One of the staff members was a former correctional officer who had taken a different position at the detention center that did not involve guarding detainees. He had volunteered to work again as a correctional officer for the extra overtime pay, a law enforcement official and an employee at the jail said.
The second officer, a woman who was assigned to that wing, had been ordered to work overtime because the jail was short staffed.
James Petrucci, the warden at a federal prison in Otisville, New York, has been named acting warden of the Manhattan jail, officials said.

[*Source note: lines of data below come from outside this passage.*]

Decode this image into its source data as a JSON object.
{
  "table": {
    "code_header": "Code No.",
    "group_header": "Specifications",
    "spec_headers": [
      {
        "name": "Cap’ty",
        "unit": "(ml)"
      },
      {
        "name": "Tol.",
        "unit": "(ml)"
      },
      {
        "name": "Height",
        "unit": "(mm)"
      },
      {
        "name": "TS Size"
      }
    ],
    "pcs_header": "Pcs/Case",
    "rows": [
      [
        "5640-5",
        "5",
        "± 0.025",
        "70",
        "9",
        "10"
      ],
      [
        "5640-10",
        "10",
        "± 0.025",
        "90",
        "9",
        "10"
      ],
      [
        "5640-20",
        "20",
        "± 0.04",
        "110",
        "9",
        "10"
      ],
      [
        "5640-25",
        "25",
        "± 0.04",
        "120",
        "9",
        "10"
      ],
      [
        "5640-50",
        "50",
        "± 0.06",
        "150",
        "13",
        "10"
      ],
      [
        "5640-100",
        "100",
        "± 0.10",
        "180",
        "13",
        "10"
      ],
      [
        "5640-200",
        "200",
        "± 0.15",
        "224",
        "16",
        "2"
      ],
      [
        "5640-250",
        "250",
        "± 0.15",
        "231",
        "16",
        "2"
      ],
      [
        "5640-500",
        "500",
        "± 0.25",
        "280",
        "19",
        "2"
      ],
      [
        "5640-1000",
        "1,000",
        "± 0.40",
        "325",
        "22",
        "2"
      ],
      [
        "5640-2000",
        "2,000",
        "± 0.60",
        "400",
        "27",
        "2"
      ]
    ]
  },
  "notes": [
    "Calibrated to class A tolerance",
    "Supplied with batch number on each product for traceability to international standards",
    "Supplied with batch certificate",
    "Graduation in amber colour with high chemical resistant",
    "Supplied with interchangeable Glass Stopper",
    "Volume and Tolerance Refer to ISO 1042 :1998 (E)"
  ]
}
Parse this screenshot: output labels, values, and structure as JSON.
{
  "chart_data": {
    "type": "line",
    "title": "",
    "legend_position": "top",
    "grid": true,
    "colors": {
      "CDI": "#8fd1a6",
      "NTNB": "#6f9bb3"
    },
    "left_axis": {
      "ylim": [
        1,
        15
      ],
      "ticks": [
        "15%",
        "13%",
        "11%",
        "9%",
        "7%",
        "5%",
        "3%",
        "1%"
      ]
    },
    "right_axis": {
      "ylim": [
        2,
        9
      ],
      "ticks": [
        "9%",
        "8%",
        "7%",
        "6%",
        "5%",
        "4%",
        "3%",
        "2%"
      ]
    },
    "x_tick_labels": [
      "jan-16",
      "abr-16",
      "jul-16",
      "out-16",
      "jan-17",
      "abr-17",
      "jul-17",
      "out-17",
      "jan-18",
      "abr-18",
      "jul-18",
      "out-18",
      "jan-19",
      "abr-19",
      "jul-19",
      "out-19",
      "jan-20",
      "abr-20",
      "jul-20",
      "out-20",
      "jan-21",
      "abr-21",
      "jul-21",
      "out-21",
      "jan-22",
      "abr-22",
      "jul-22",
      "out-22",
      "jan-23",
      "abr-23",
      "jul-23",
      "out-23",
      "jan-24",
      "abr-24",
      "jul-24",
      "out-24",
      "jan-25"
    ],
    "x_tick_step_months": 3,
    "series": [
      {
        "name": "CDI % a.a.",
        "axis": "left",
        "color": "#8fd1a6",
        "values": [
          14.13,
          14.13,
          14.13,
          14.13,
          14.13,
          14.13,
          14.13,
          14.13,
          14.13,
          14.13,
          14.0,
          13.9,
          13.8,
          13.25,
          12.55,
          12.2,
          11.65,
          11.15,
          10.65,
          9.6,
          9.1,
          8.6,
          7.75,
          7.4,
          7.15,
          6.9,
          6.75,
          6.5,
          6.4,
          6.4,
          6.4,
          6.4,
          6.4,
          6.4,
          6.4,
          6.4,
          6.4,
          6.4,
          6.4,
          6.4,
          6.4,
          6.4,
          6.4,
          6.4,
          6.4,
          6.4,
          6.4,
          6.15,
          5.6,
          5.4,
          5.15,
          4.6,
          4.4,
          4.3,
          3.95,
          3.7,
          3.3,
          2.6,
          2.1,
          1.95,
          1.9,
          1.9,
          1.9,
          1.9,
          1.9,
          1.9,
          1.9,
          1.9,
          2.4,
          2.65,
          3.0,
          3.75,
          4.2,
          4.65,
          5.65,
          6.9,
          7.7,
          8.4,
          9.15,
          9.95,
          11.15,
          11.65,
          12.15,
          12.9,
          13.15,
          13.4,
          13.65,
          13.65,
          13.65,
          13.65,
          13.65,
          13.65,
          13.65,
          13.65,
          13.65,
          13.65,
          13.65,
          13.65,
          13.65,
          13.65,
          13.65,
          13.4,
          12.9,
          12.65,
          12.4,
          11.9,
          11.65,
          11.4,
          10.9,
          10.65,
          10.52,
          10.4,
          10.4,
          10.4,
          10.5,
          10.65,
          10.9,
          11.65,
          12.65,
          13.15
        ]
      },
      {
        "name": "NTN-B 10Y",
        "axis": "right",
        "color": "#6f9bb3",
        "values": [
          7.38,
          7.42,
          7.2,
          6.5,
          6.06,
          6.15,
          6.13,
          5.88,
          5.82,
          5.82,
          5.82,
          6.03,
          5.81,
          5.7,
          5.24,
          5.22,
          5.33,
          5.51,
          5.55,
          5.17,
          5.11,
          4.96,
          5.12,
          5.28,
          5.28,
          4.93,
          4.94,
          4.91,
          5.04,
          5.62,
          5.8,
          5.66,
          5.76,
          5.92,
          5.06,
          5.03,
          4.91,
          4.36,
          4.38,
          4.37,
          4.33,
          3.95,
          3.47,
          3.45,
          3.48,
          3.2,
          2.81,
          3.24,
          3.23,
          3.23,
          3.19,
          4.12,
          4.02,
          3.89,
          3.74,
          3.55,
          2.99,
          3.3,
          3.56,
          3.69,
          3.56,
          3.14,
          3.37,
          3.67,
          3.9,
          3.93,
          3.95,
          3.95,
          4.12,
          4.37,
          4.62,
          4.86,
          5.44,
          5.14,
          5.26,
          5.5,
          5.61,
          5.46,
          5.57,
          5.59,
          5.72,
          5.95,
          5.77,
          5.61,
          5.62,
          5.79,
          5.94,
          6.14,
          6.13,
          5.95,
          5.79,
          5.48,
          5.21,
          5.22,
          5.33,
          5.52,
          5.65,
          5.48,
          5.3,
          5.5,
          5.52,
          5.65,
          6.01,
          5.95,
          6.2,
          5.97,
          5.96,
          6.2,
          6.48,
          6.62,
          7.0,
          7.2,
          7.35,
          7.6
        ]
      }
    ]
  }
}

Some union leaders for prison workers expressed dismay with Barr’s decision to allow the warden to continue working, even as the two staff members were placed on leave.
“It makes me angry that they reassigned the warden,” said Jose Rojas, an official in the prison employees’ union and a teacher at the Coleman prison complex in Sumterville, Florida. “They didn’t put him on administrative leave like the others. The warden made the call to take Epstein off suicide watch and to remove his cellmate. That is egregious.”
In her lawsuit and in interviews, Araoz said she was a 14-year-old freshman at a performing arts high school near Epstein’s Manhattan mansion in 2001 when she was approached on the sidewalk by an unidentified woman in her 20s who invited her to meet the financier.